Question

Two small bodies of mass 10 kg and 20 kg are placed at a distance of 1m apart and released. Assuming that only mutual gravitational forces are acting, find the speeds of the particles when the separation decreases to 0.5 m.

So I attempted to conserve the energy... But I don't know whether I should conserve the system's
(The center of mass cannot develop a velocity, right? as the forces are internal?) Or the individual bodies'.... This should include which terms?

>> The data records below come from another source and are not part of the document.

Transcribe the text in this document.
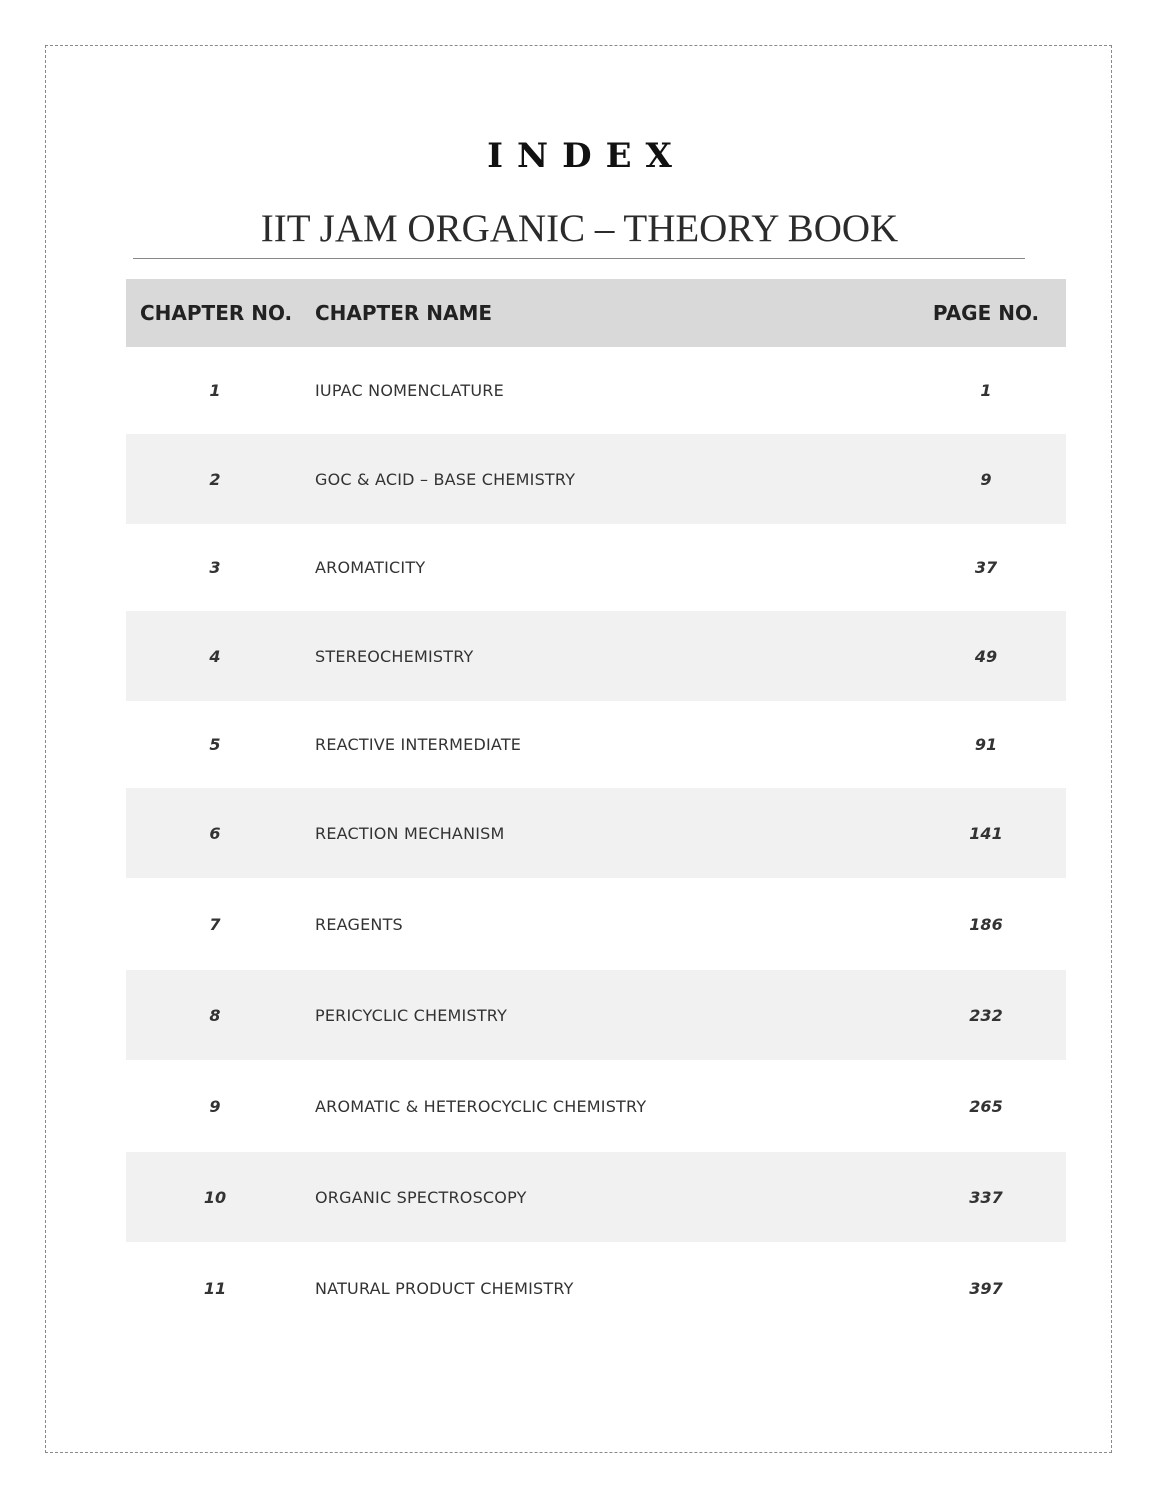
INDEX
IIT JAM ORGANIC – THEORY BOOK
CHAPTER NO.	CHAPTER NAME	PAGE NO.
1	IUPAC NOMENCLATURE	1
2	GOC & ACID – BASE CHEMISTRY	9
3	AROMATICITY	37
4	STEREOCHEMISTRY	49
5	REACTIVE INTERMEDIATE	91
6	REACTION MECHANISM	141
7	REAGENTS	186
8	PERICYCLIC CHEMISTRY	232
9	AROMATIC & HETEROCYCLIC CHEMISTRY	265
10	ORGANIC SPECTROSCOPY	337
11	NATURAL PRODUCT CHEMISTRY	397
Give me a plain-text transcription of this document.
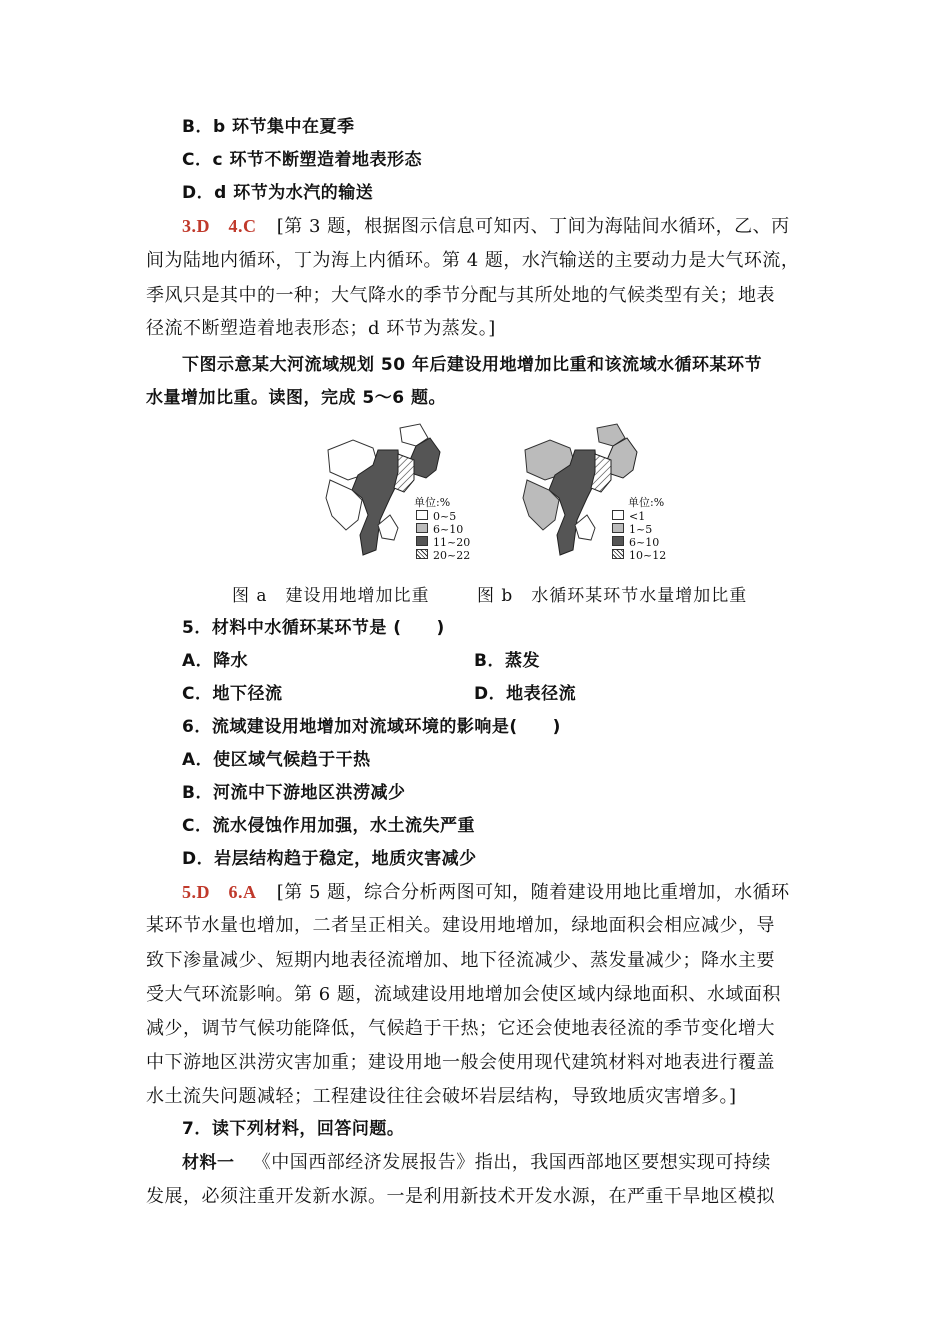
B．b 环节集中在夏季
C．c 环节不断塑造着地表形态
D．d 环节为水汽的输送
3.D　4.C [第 3 题，根据图示信息可知丙、丁间为海陆间水循环，乙、丙
间为陆地内循环，丁为海上内循环。第 4 题，水汽输送的主要动力是大气环流，
季风只是其中的一种；大气降水的季节分配与其所处地的气候类型有关；地表
径流不断塑造着地表形态；d 环节为蒸发。]
下图示意某大河流域规划 50 年后建设用地增加比重和该流域水循环某环节
水量增加比重。读图，完成 5～6 题。
单位:%
0~5
6~10
11~20
20~22
单位:%
<1
1~5
6~10
10~12
图 a　建设用地增加比重	图 b　水循环某环节水量增加比重
5．材料中水循环某环节是 (　　)
A．降水	B．蒸发
C．地下径流	D．地表径流
6．流域建设用地增加对流域环境的影响是(　　)
A．使区域气候趋于干热
B．河流中下游地区洪涝减少
C．流水侵蚀作用加强，水土流失严重
D．岩层结构趋于稳定，地质灾害减少
5.D　6.A [第 5 题，综合分析两图可知，随着建设用地比重增加，水循环
某环节水量也增加，二者呈正相关。建设用地增加，绿地面积会相应减少，导
致下渗量减少、短期内地表径流增加、地下径流减少、蒸发量减少；降水主要
受大气环流影响。第 6 题，流域建设用地增加会使区域内绿地面积、水域面积
减少，调节气候功能降低，气候趋于干热；它还会使地表径流的季节变化增大
中下游地区洪涝灾害加重；建设用地一般会使用现代建筑材料对地表进行覆盖
水土流失问题减轻；工程建设往往会破坏岩层结构，导致地质灾害增多。]
7．读下列材料，回答问题。
材料一 《中国西部经济发展报告》指出，我国西部地区要想实现可持续
发展，必须注重开发新水源。一是利用新技术开发水源，在严重干旱地区模拟
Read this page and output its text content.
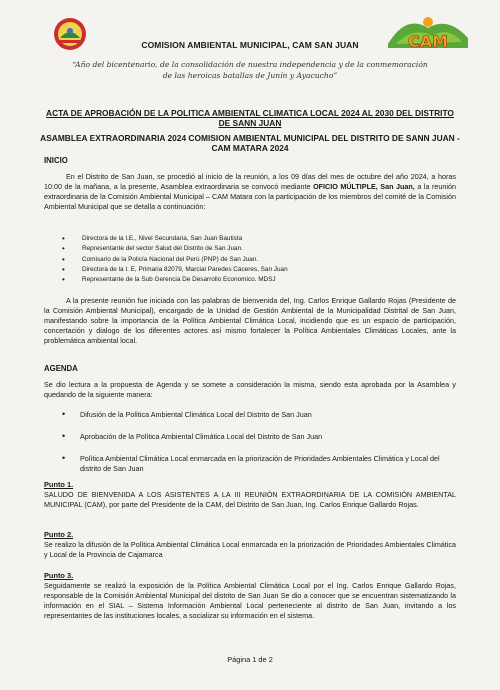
CAM
COMISION AMBIENTAL MUNICIPAL, CAM SAN JUAN
“Año del bicentenario, de la consolidación de nuestra independencia y de la conmemoración
de las heroicas batallas de Junín y Ayacucho”
ACTA DE APROBACIÓN DE LA POLITICA AMBIENTAL CLIMATICA LOCAL 2024 AL 2030 DEL DISTRITO DE SANN JUAN
ASAMBLEA EXTRAORDINARIA 2024 COMISION AMBIENTAL MUNICIPAL DEL DISTRITO DE SANN JUAN - CAM MATARA 2024
INICIO
En el Distrito de San Juan, se procedió al inicio de la reunión, a los 09 días del mes de octubre del año 2024, a horas 10:00 de la mañana, a la presente, Asamblea extraordinaria se convocó mediante OFICIO MÚLTIPLE, San Juan, a la reunión extraordinaria de la Comisión Ambiental Municipal – CAM Matara con la participación de los miembros del comité de la Comisión Ambiental Municipal que se detalla a continuación:
• Directora de la I.E., Nivel Secundaria, San Juan Bautista
• Representante del sector Salud del Distrito de San Juan.
• Comisario de la Policía Nacional del Perú (PNP) de San Juan.
• Directora de la I. E, Primaria 82079, Marcial Paredes Cáceres, San Juan
• Representante de la Sub Gerencia De Desarrollo Economico. MDSJ
A la presente reunión fue iniciada con las palabras de bienvenida del, Ing. Carlos Enrique Gallardo Rojas (Presidente de la Comisión Ambiental Municipal), encargado de la Unidad de Gestión Ambiental de la Municipalidad Distrital de San Juan, manifestando sobre la importancia de la Política Ambiental Climática Local, incidiendo que es un espacio de participación, concertación y dialogo de los diferentes actores así mismo fortalecer la Política Ambientales Climáticas Locales, ante la problemática ambiental local.
AGENDA
Se dio lectura a la propuesta de Agenda y se somete a consideración la misma, siendo esta aprobada por la Asamblea y quedando de la siguiente manera:
• Difusión de la Política Ambiental Climática Local del Distrito de San Juan
• Aprobación de la Política Ambiental Climática Local del Distrito de San Juan
• Política Ambiental Climática Local enmarcada en la priorización de Prioridades Ambientales Climática y Local del distrito de San Juan
Punto 1.
SALUDO DE BIENVENIDA A LOS ASISTENTES A LA III REUNIÓN EXTRAORDINARIA DE LA COMISIÓN AMBIENTAL MUNICIPAL (CAM), por parte del Presidente de la CAM, del Distrito de San Juan, Ing. Carlos Enrique Gallardo Rojas.
Punto 2.
Se realizo la difusión de la Política Ambiental Climática Local enmarcada en la priorización de Prioridades Ambientales Climática y Local de la Provincia de Cajamarca
Punto 3.
Seguidamente se realizó la exposición de la Política Ambiental Climática Local por el Ing. Carlos Enrique Gallardo Rojas, responsable de la Comisión Ambiental Municipal del distrito de San Juan Se dio a conocer que se encuentran sistematizando la información en el SIAL – Sistema Información Ambiental Local perteneciente al distrito de San Juan, invitando a los representantes de las instituciones locales, a socializar su información en el sistema.
Página 1 de 2
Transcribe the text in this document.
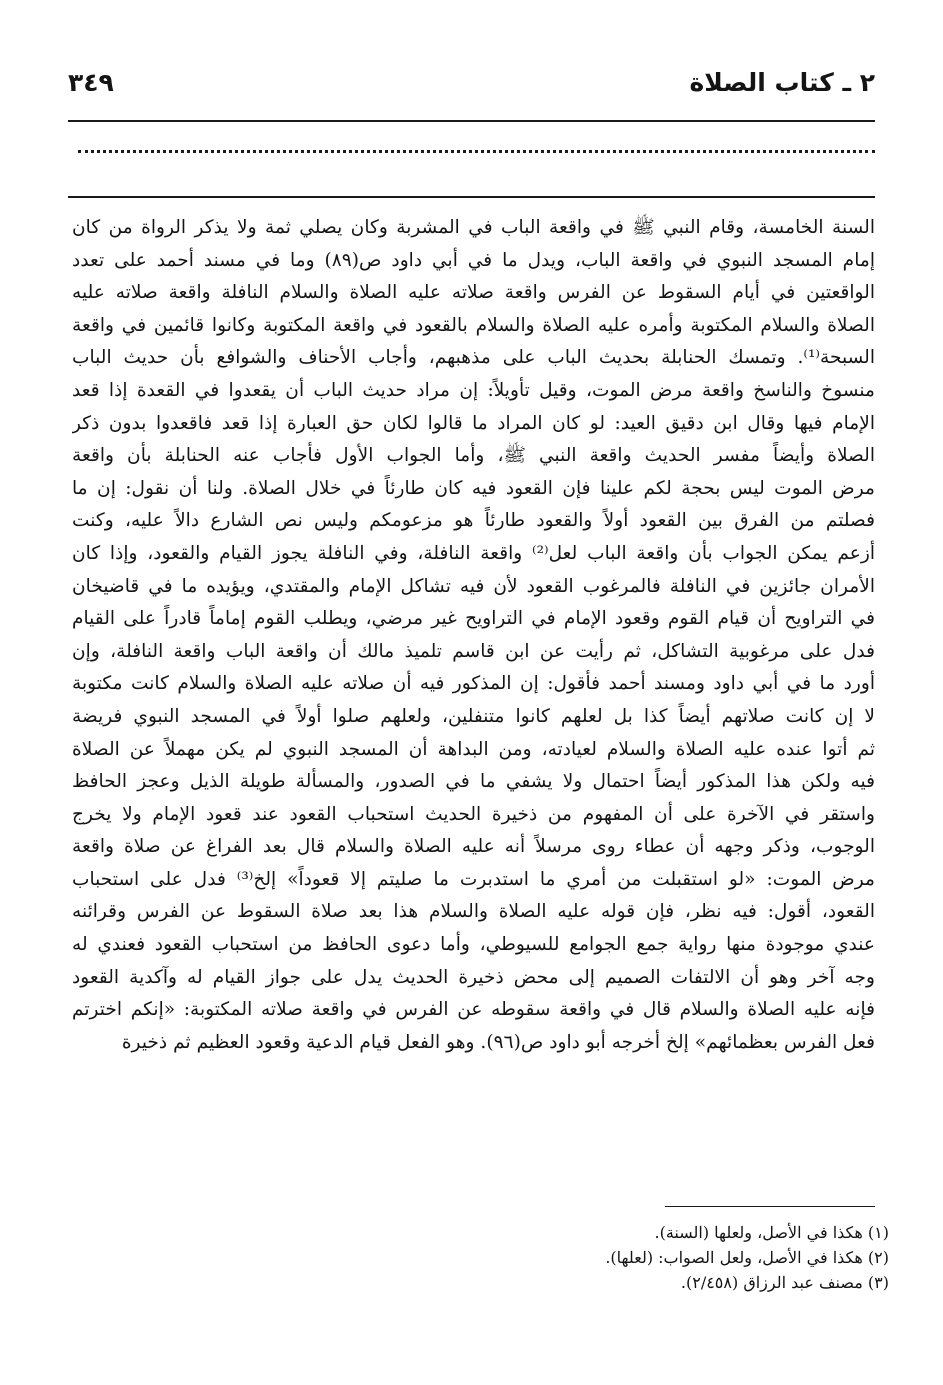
٢ ـ كتاب الصلاة
٣٤٩
السنة الخامسة، وقام النبي ﷺ في واقعة الباب في المشربة وكان يصلي ثمة ولا يذكر الرواة من كان
إمام المسجد النبوي في واقعة الباب، ويدل ما في أبي داود ص(٨٩) وما في مسند أحمد على تعدد
الواقعتين في أيام السقوط عن الفرس واقعة صلاته عليه الصلاة والسلام النافلة واقعة صلاته عليه
الصلاة والسلام المكتوبة وأمره عليه الصلاة والسلام بالقعود في واقعة المكتوبة وكانوا قائمين في واقعة
السبحة⁽¹⁾. وتمسك الحنابلة بحديث الباب على مذهبهم، وأجاب الأحناف والشوافع بأن حديث الباب
منسوخ والناسخ واقعة مرض الموت، وقيل تأويلاً: إن مراد حديث الباب أن يقعدوا في القعدة إذا قعد
الإمام فيها وقال ابن دقيق العيد: لو كان المراد ما قالوا لكان حق العبارة إذا قعد فاقعدوا بدون ذكر
الصلاة وأيضاً مفسر الحديث واقعة النبي ﷺ، وأما الجواب الأول فأجاب عنه الحنابلة بأن واقعة
مرض الموت ليس بحجة لكم علينا فإن القعود فيه كان طارئاً في خلال الصلاة. ولنا أن نقول: إن ما
فصلتم من الفرق بين القعود أولاً والقعود طارئاً هو مزعومكم وليس نص الشارع دالاً عليه، وكنت
أزعم يمكن الجواب بأن واقعة الباب لعل⁽²⁾ واقعة النافلة، وفي النافلة يجوز القيام والقعود، وإذا كان
الأمران جائزين في النافلة فالمرغوب القعود لأن فيه تشاكل الإمام والمقتدي، ويؤيده ما في قاضيخان
في التراويح أن قيام القوم وقعود الإمام في التراويح غير مرضي، ويطلب القوم إماماً قادراً على القيام
فدل على مرغوبية التشاكل، ثم رأيت عن ابن قاسم تلميذ مالك أن واقعة الباب واقعة النافلة، وإن
أورد ما في أبي داود ومسند أحمد فأقول: إن المذكور فيه أن صلاته عليه الصلاة والسلام كانت مكتوبة
لا إن كانت صلاتهم أيضاً كذا بل لعلهم كانوا متنفلين، ولعلهم صلوا أولاً في المسجد النبوي فريضة
ثم أتوا عنده عليه الصلاة والسلام لعيادته، ومن البداهة أن المسجد النبوي لم يكن مهملاً عن الصلاة
فيه ولكن هذا المذكور أيضاً احتمال ولا يشفي ما في الصدور، والمسألة طويلة الذيل وعجز الحافظ
واستقر في الآخرة على أن المفهوم من ذخيرة الحديث استحباب القعود عند قعود الإمام ولا يخرج
الوجوب، وذكر وجهه أن عطاء روى مرسلاً أنه عليه الصلاة والسلام قال بعد الفراغ عن صلاة واقعة
مرض الموت: «لو استقبلت من أمري ما استدبرت ما صليتم إلا قعوداً» إلخ⁽³⁾ فدل على استحباب
القعود، أقول: فيه نظر، فإن قوله عليه الصلاة والسلام هذا بعد صلاة السقوط عن الفرس وقرائنه
عندي موجودة منها رواية جمع الجوامع للسيوطي، وأما دعوى الحافظ من استحباب القعود فعندي له
وجه آخر وهو أن الالتفات الصميم إلى محض ذخيرة الحديث يدل على جواز القيام له وآكدية القعود
فإنه عليه الصلاة والسلام قال في واقعة سقوطه عن الفرس في واقعة صلاته المكتوبة: «إنكم اخترتم
فعل الفرس بعظمائهم» إلخ أخرجه أبو داود ص(٩٦). وهو الفعل قيام الدعية وقعود العظيم ثم ذخيرة
(١) هكذا في الأصل، ولعلها (السنة).
(٢) هكذا في الأصل، ولعل الصواب: (لعلها).
(٣) مصنف عبد الرزاق (٢/٤٥٨).
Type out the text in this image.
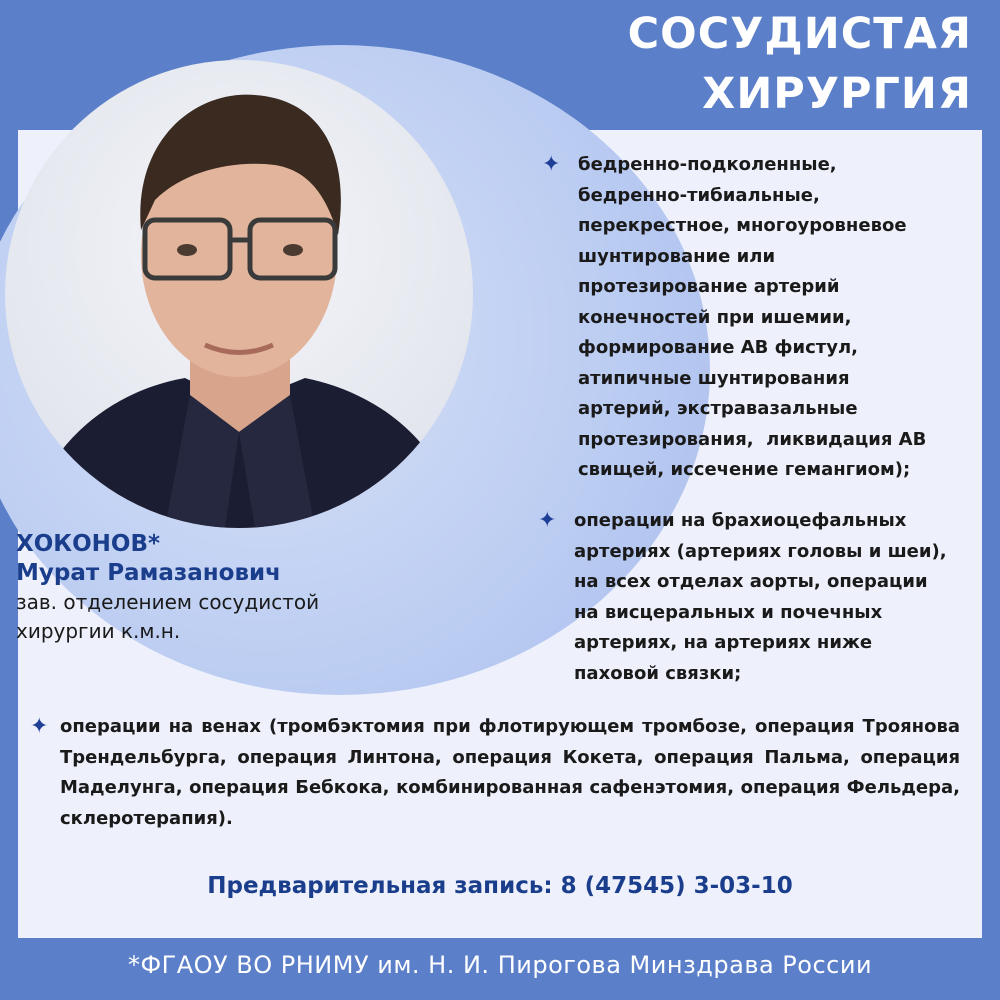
СОСУДИСТАЯ
ХИРУРГИЯ
ХОКОНОВ*
Мурат Рамазанович
зав. отделением сосудистой
хирургии к.м.н.
✦ бедренно-подколенные,
бедренно-тибиальные,
перекрестное, многоуровневое
шунтирование или
протезирование артерий
конечностей при ишемии,
формирование АВ фистул,
атипичные шунтирования
артерий, экстравазальные
протезирования,  ликвидация АВ
свищей, иссечение гемангиом);
✦ операции на брахиоцефальных
артериях (артериях головы и шеи),
на всех отделах аорты, операции
на висцеральных и почечных
артериях, на артериях ниже
паховой связки;
✦ операции на венах (тромбэктомия при флотирующем тромбозе, операция Троянова Трендельбурга, операция Линтона, операция Кокета, операция Пальма, операция Маделунга, операция Бебкока, комбинированная сафенэтомия, операция Фельдера, склеротерапия).
Предварительная запись: 8 (47545) 3-03-10
*ФГАОУ ВО РНИМУ им. Н. И. Пирогова Минздрава России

Answers: 4.2E-5 m/s and 2.1E-5

Answer 1

First you need to determine the equation of motion. Note that there are two forces acting on each particle. Write Newton's second equation and later try to solve for the speed of each particle after the time each has moved 0.5 m horizontally.

Answer 2

please, note that, since the system of the two masses is an isolated system, then also the total momentum has to be conserved, so we can write:
\[m _{1}v _{1}=m _{2}v _{2}\]
and since \[m _{2}=2m _{1}\]
we get:
\[v _{1}=2v _{2}\]
Please, add that equation to that of conservation of total energy,
(namely kinetic + potential ) and you will get your answer

Answer 3

please, @Saeeddiscover note that, the problem of @decidedlypretentious is another question, namely the sistuation described in the question of @decidedlypretentious can be reassumed as below:

Answer 4

That's it. Thanks, so I solved it.
\[- \frac{ GMm }{ 1 }=-\frac{ GMm}{ 0.5 }+\frac{ M(V)^{2} }{ 2 }+\frac{ m(2V)^{2} }{ 2 }\]

Where the capital letters are for for the heavier object. Substitue, and Voila!